Il governo greco ha gonfiato il suo deficit per applicare le misure d’austerità.-

Le dichiarazioni di un membro del consiglio dell’istituto greco di statistiche, ELSTAT, ha rivelato che la Commissione Europea attraverso l’Eurostat, ha fatto pressione a questa istituzione perché gonfiasse le cifre del deficit pubblico del paese ellenico.

Nuovo scandalo a sfondo contabile in Grecia. In questa occasione, il protagonista è l’Eurostat- l’istituto statistico europeo, dipendente della Commissione Europea, che ha fatto pressione sul servizio di statistiche greco (ELSTAT) per gonfiare il deficit del paese ellenico nel 2009 dal 12% al 15% del PIB per poter giustificare così le successive e brutali misure di austerità che ancor oggi si continuano ad applicare.

Lo scandalo si è saputo grazie alle dichiarazioni di Zoe Georganda, professoressa di Econometria e membro del consiglio dell’ELSTAT alla stampa greca: “Il deficit del 2009 è stato artificialmente gonfiato per far vedere che il paese soffriva il più grande deficit d’Europa, più di quello irlandese”, svela Georganda. “Questo ha permesso di giustificare le dure misure contro la Grecia.

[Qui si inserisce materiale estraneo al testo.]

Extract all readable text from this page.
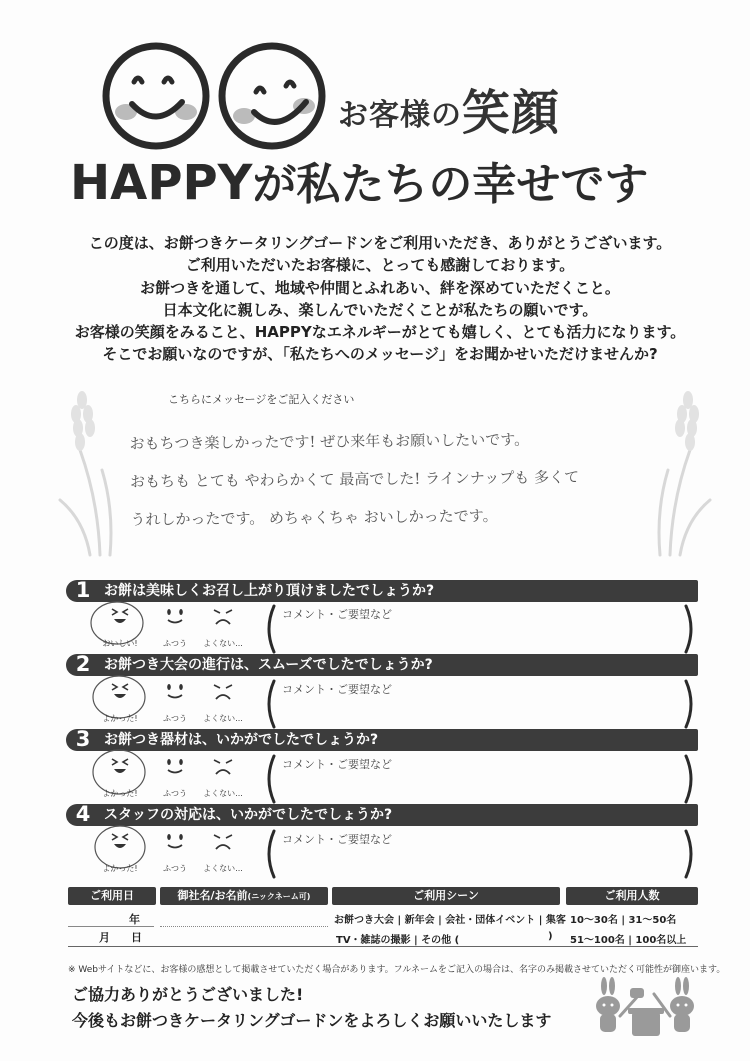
お客様の笑顔
HAPPYが私たちの幸せです

この度は、お餅つきケータリングゴードンをご利用いただき、ありがとうございます。

ご利用いただいたお客様に、とっても感謝しております。

お餅つきを通して、地域や仲間とふれあい、絆を深めていただくこと。

日本文化に親しみ、楽しんでいただくことが私たちの願いです。

お客様の笑顔をみること、HAPPYなエネルギーがとても嬉しく、とても活力になります。

そこでお願いなのですが、「私たちへのメッセージ」をお聞かせいただけませんか?

こちらにメッセージをご記入ください

おもちつき楽しかったです! ぜひ来年もお願いしたいです。

おもちも とても やわらかくて 最高でした! ラインナップも 多くて

うれしかったです。 めちゃくちゃ おいしかったです。

1 お餅は美味しくお召し上がり頂けましたでしょうか?
2 お餅つき大会の進行は、スムーズでしたでしょうか?
3 お餅つき器材は、いかがでしたでしょうか?
4 スタッフの対応は、いかがでしたでしょうか?
おいしい!	ふつう	よくない...
よかった!	ふつう	よくない...
よかった!	ふつう	よくない...
よかった!	ふつう	よくない...
コメント・ご要望など
コメント・ご要望など
コメント・ご要望など
コメント・ご要望など
ご利用日	御社名/お名前(ニックネーム可)	ご利用シーン	ご利用人数
年
月 日
お餅つき大会 | 新年会 | 会社・団体イベント | 集客
TV・雑誌の撮影 | その他 (	)
10〜30名 | 31〜50名
51〜100名 | 100名以上
※ Webサイトなどに、お客様の感想として掲載させていただく場合があります。フルネームをご記入の場合は、名字のみ掲載させていただく可能性が御座います。
ご協力ありがとうございました!
今後もお餅つきケータリングゴードンをよろしくお願いいたします
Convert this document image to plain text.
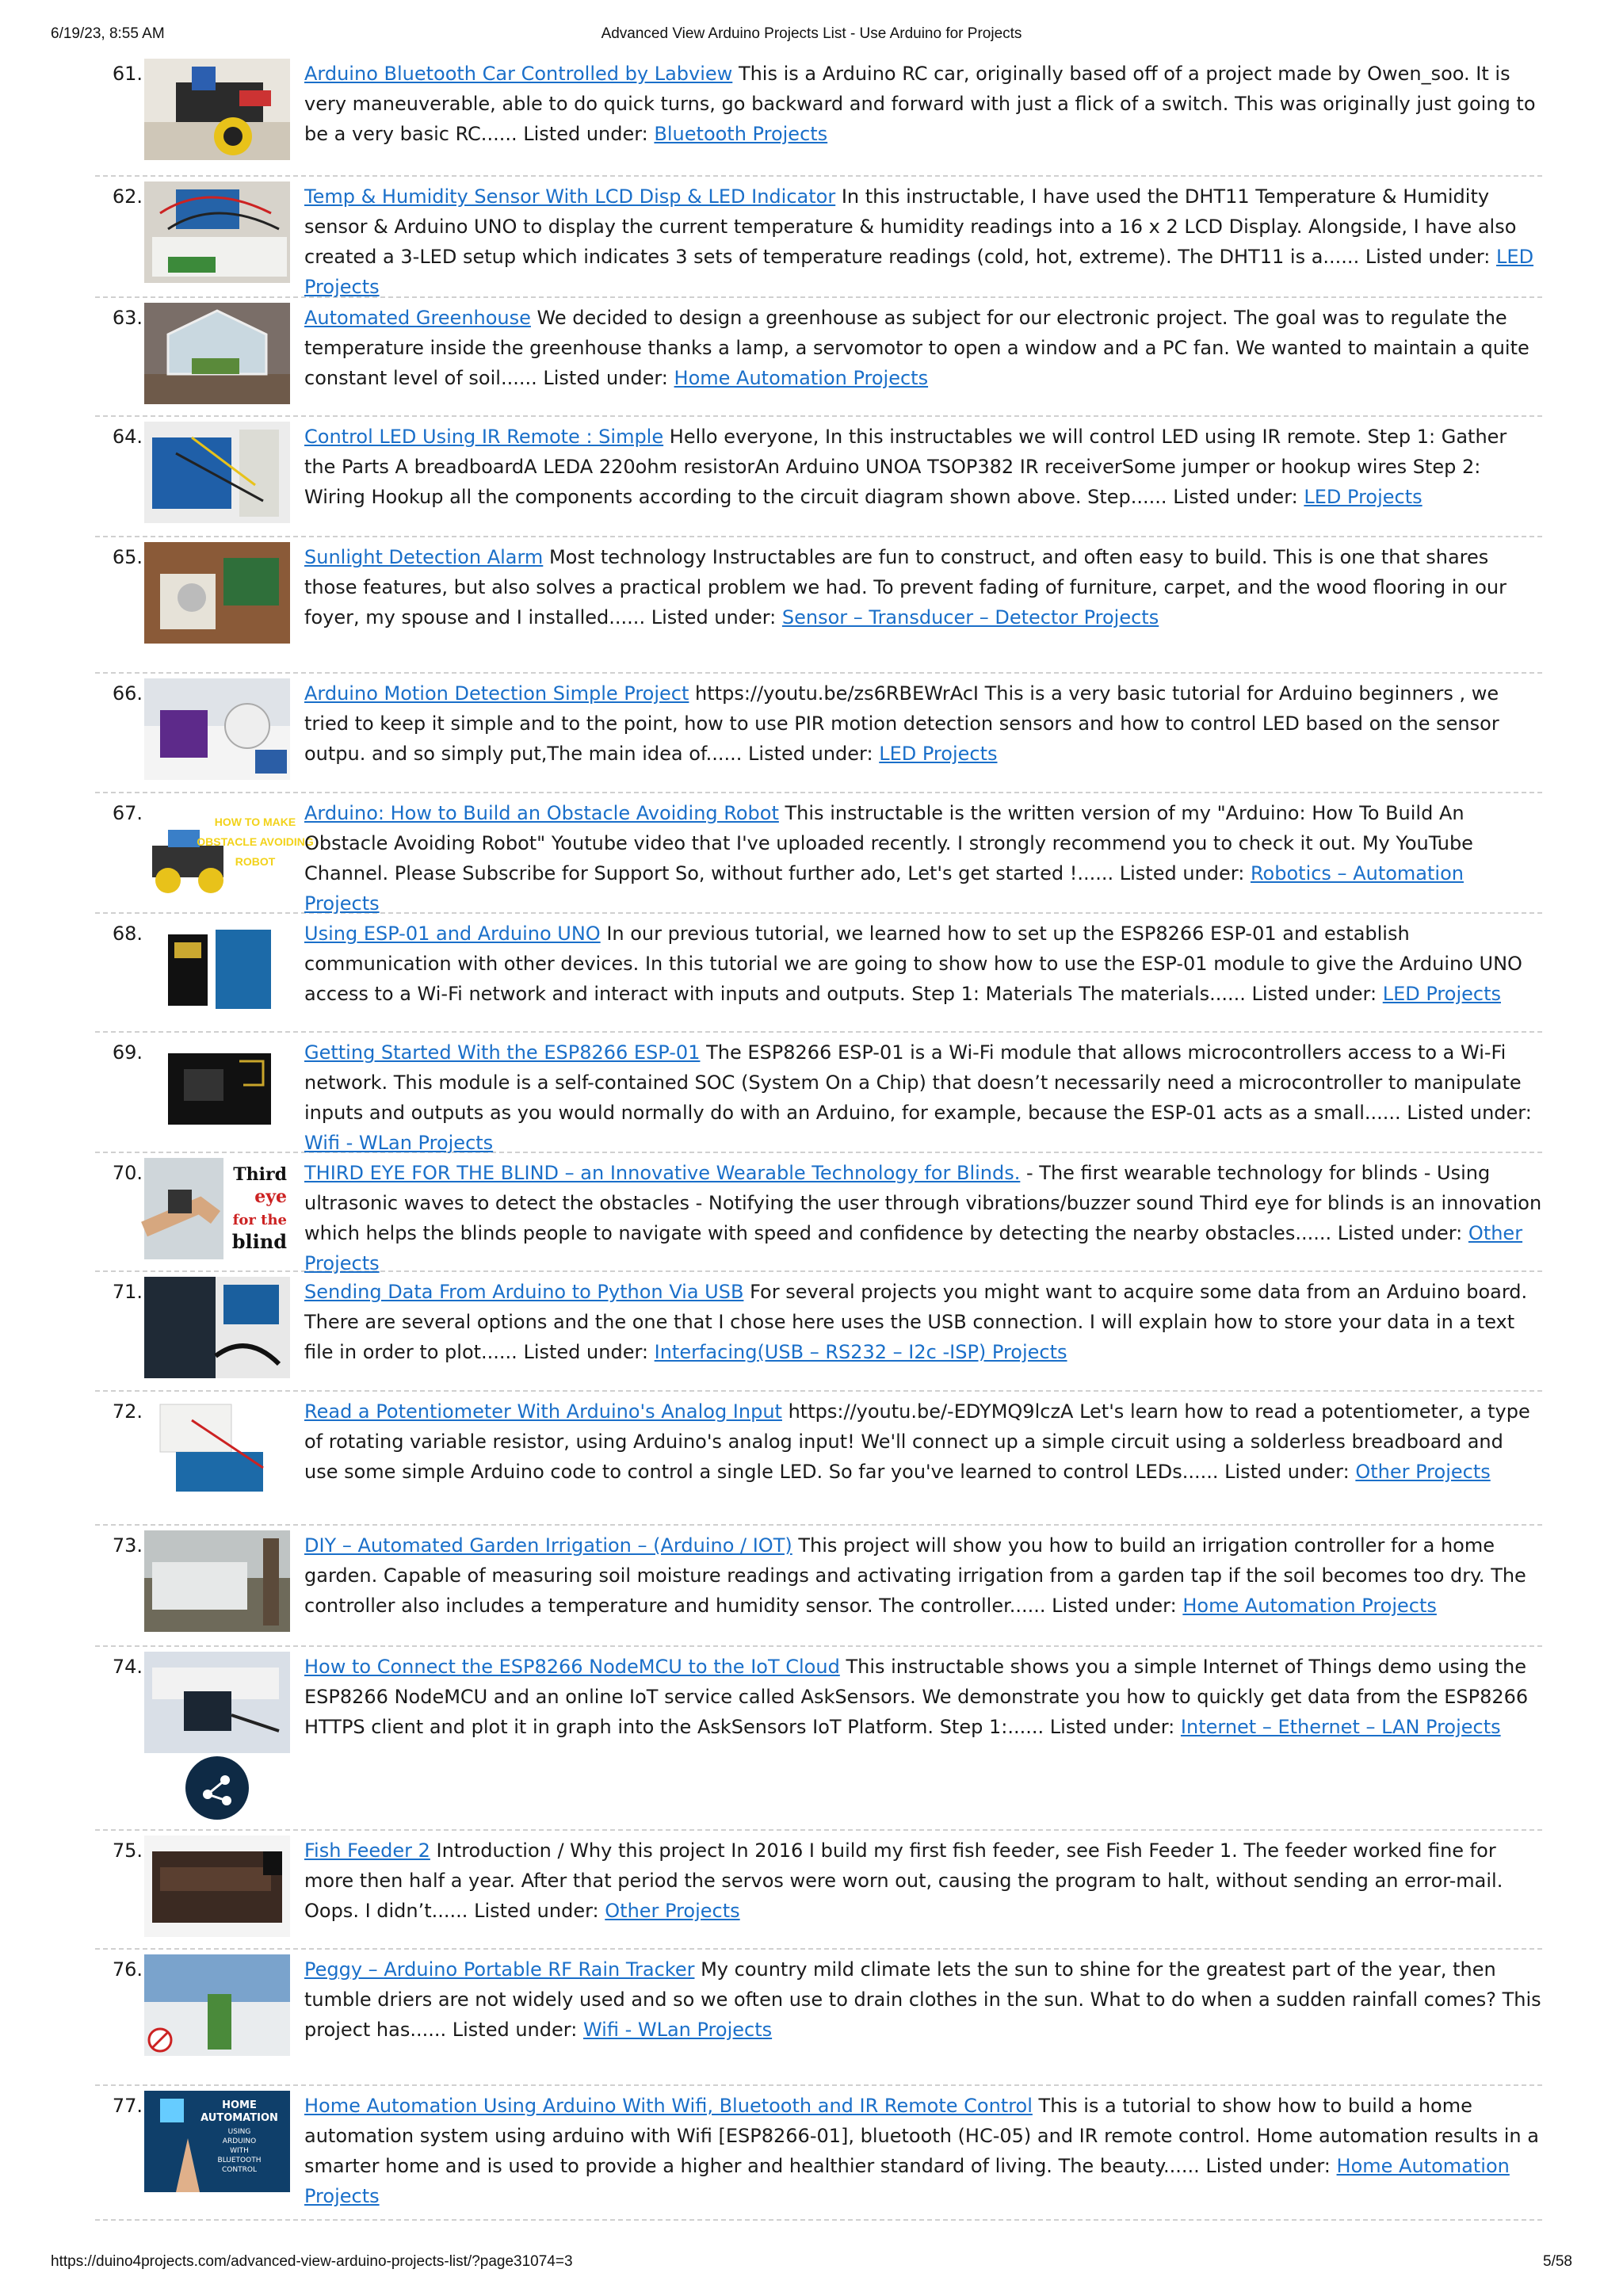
6/19/23, 8:55 AM	Advanced View Arduino Projects List - Use Arduino for Projects
61.	Arduino Bluetooth Car Controlled by Labview This is a Arduino RC car, originally based off of a project made by Owen_soo. It is very maneuverable, able to do quick turns, go backward and forward with just a flick of a switch. This was originally just going to be a very basic RC...... Listed under: Bluetooth Projects
62.	Temp & Humidity Sensor With LCD Disp & LED Indicator In this instructable, I have used the DHT11 Temperature & Humidity sensor & Arduino UNO to display the current temperature & humidity readings into a 16 x 2 LCD Display. Alongside, I have also created a 3-LED setup which indicates 3 sets of temperature readings (cold, hot, extreme). The DHT11 is a...... Listed under: LED Projects
63.	Automated Greenhouse We decided to design a greenhouse as subject for our electronic project. The goal was to regulate the temperature inside the greenhouse thanks a lamp, a servomotor to open a window and a PC fan. We wanted to maintain a quite constant level of soil...... Listed under: Home Automation Projects
64.	Control LED Using IR Remote : Simple Hello everyone, In this instructables we will control LED using IR remote. Step 1: Gather the Parts A breadboardA LEDA 220ohm resistorAn Arduino UNOA TSOP382 IR receiverSome jumper or hookup wires Step 2: Wiring Hookup all the components according to the circuit diagram shown above. Step...... Listed under: LED Projects
65.	Sunlight Detection Alarm Most technology Instructables are fun to construct, and often easy to build. This is one that shares those features, but also solves a practical problem we had. To prevent fading of furniture, carpet, and the wood flooring in our foyer, my spouse and I installed...... Listed under: Sensor – Transducer – Detector Projects
66.	Arduino Motion Detection Simple Project https://youtu.be/zs6RBEWrAcI This is a very basic tutorial for Arduino beginners , we tried to keep it simple and to the point, how to use PIR motion detection sensors and how to control LED based on the sensor outpu. and so simply put,The main idea of...... Listed under: LED Projects
67.	HOW TO MAKE
OBSTACLE AVOIDING
ROBOT
Arduino: How to Build an Obstacle Avoiding Robot This instructable is the written version of my "Arduino: How To Build An Obstacle Avoiding Robot" Youtube video that I've uploaded recently. I strongly recommend you to check it out. My YouTube Channel. Please Subscribe for Support So, without further ado, Let's get started !...... Listed under: Robotics – Automation Projects
68.	Using ESP-01 and Arduino UNO In our previous tutorial, we learned how to set up the ESP8266 ESP-01 and establish communication with other devices. In this tutorial we are going to show how to use the ESP-01 module to give the Arduino UNO access to a Wi-Fi network and interact with inputs and outputs. Step 1: Materials The materials...... Listed under: LED Projects
69.	Getting Started With the ESP8266 ESP-01 The ESP8266 ESP-01 is a Wi-Fi module that allows microcontrollers access to a Wi-Fi network. This module is a self-contained SOC (System On a Chip) that doesn’t necessarily need a microcontroller to manipulate inputs and outputs as you would normally do with an Arduino, for example, because the ESP-01 acts as a small...... Listed under: Wifi - WLan Projects
70.	Third
eye
for the
blind
THIRD EYE FOR THE BLIND – an Innovative Wearable Technology for Blinds. - The first wearable technology for blinds - Using ultrasonic waves to detect the obstacles - Notifying the user through vibrations/buzzer sound Third eye for blinds is an innovation which helps the blinds people to navigate with speed and confidence by detecting the nearby obstacles...... Listed under: Other Projects
71.	Sending Data From Arduino to Python Via USB For several projects you might want to acquire some data from an Arduino board. There are several options and the one that I chose here uses the USB connection. I will explain how to store your data in a text file in order to plot...... Listed under: Interfacing(USB – RS232 – I2c -ISP) Projects
72.	Read a Potentiometer With Arduino's Analog Input https://youtu.be/-EDYMQ9lczA Let's learn how to read a potentiometer, a type of rotating variable resistor, using Arduino's analog input! We'll connect up a simple circuit using a solderless breadboard and use some simple Arduino code to control a single LED. So far you've learned to control LEDs...... Listed under: Other Projects
73.	DIY – Automated Garden Irrigation – (Arduino / IOT) This project will show you how to build an irrigation controller for a home garden. Capable of measuring soil moisture readings and activating irrigation from a garden tap if the soil becomes too dry. The controller also includes a temperature and humidity sensor. The controller...... Listed under: Home Automation Projects
74.	How to Connect the ESP8266 NodeMCU to the IoT Cloud This instructable shows you a simple Internet of Things demo using the ESP8266 NodeMCU and an online IoT service called AskSensors. We demonstrate you how to quickly get data from the ESP8266 HTTPS client and plot it in graph into the AskSensors IoT Platform. Step 1:...... Listed under: Internet – Ethernet – LAN Projects
75.	Fish Feeder 2 Introduction / Why this project In 2016 I build my first fish feeder, see Fish Feeder 1. The feeder worked fine for more then half a year. After that period the servos were worn out, causing the program to halt, without sending an error-mail. Oops. I didn’t...... Listed under: Other Projects
76.	Peggy – Arduino Portable RF Rain Tracker My country mild climate lets the sun to shine for the greatest part of the year, then tumble driers are not widely used and so we often use to drain clothes in the sun. What to do when a sudden rainfall comes? This project has...... Listed under: Wifi - WLan Projects
77.	HOME
AUTOMATION
USING
ARDUINO
WITH
BLUETOOTH
CONTROL
Home Automation Using Arduino With Wifi, Bluetooth and IR Remote Control This is a tutorial to show how to build a home automation system using arduino with Wifi [ESP8266-01], bluetooth (HC-05) and IR remote control. Home automation results in a smarter home and is used to provide a higher and healthier standard of living. The beauty...... Listed under: Home Automation Projects
https://duino4projects.com/advanced-view-arduino-projects-list/?page31074=3	5/58
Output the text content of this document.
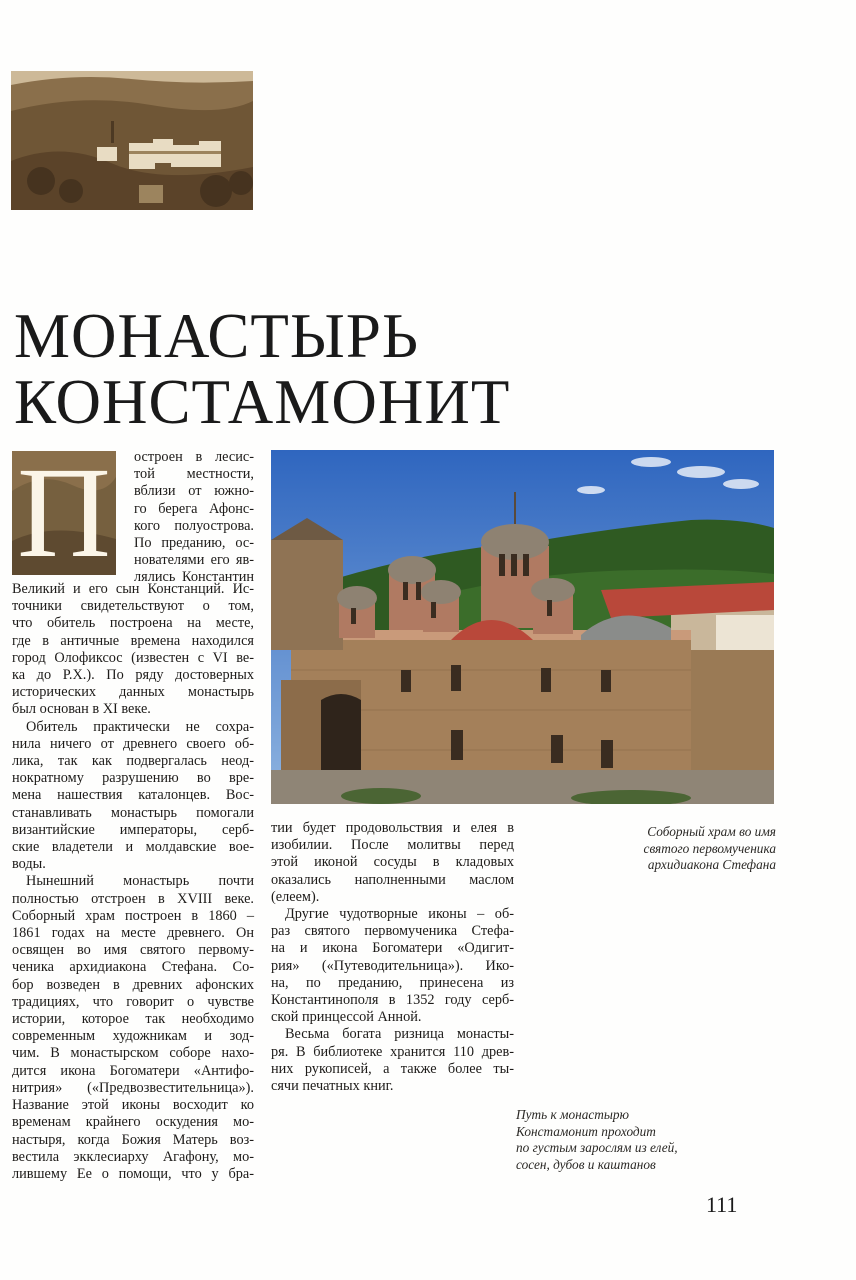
МОНАСТЫРЬ
КОНСТАМОНИТ
П	остроен в лесис-
той местности,
вблизи от южно-
го берега Афонс-
кого полуострова.
По преданию, ос-
нователями его яв-
лялись Константин
Великий и его сын Констанций. Ис-
точники свидетельствуют о том,
что обитель построена на месте,
где в античные времена находился
город Олофиксос (известен с VI ве-
ка до Р.Х.). По ряду достоверных
исторических данных монастырь
был основан в XI веке.
Обитель практически не сохра-
нила ничего от древнего своего об-
лика, так как подвергалась неод-
нократному разрушению во вре-
мена нашествия каталонцев. Вос-
станавливать монастырь помогали
византийские императоры, серб-
ские владетели и молдавские вое-
воды.
Нынешний монастырь почти
полностью отстроен в XVIII веке.
Соборный храм построен в 1860 –
1861 годах на месте древнего. Он
освящен во имя святого первому-
ченика архидиакона Стефана. Со-
бор возведен в древних афонских
традициях, что говорит о чувстве
истории, которое так необходимо
современным художникам и зод-
чим. В монастырском соборе нахо-
дится икона Богоматери «Антифо-
нитрия» («Предвозвестительница»).
Название этой иконы восходит ко
временам крайнего оскудения мо-
настыря, когда Божия Матерь воз-
вестила экклесиарху Агафону, мо-
лившему Ее о помощи, что у бра-
тии будет продовольствия и елея в
изобилии. После молитвы перед
этой иконой сосуды в кладовых
оказались наполненными маслом
(елеем).
Другие чудотворные иконы – об-
раз святого первомученика Стефа-
на и икона Богоматери «Одигит-
рия» («Путеводительница»). Ико-
на, по преданию, принесена из
Константинополя в 1352 году серб-
ской принцессой Анной.
Весьма богата ризница монасты-
ря. В библиотеке хранится 110 древ-
них рукописей, а также более ты-
сячи печатных книг.
Соборный храм во имя
святого первомученика
архидиакона Стефана
Путь к монастырю
Констамонит проходит
по густым зарослям из елей,
сосен, дубов и каштанов
111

Il deficit greco si è presentato finalmente al 15,4% mentre in realtà era intorno al 12% del PIB”, assicura.

Secondo la sua testimonianza, distinti responsabili dell’Eurostat avevano costretto la Grecia ad aggiungere nei suoi conti le spese delle aziende pubbliche…ma senza includere le entrate. Georganta sostiene anche che il presidente dell’ELSTAT aveva rifiutato le obiezioni formulate in quel momento dai membri del suo Consiglio.

Alla luce di questo scandalo, il ministro dell’Economia greco ha reagito annunciando un rinnovamento di tutti i membri del consiglio dell’ELSTAT tranne che il presidente.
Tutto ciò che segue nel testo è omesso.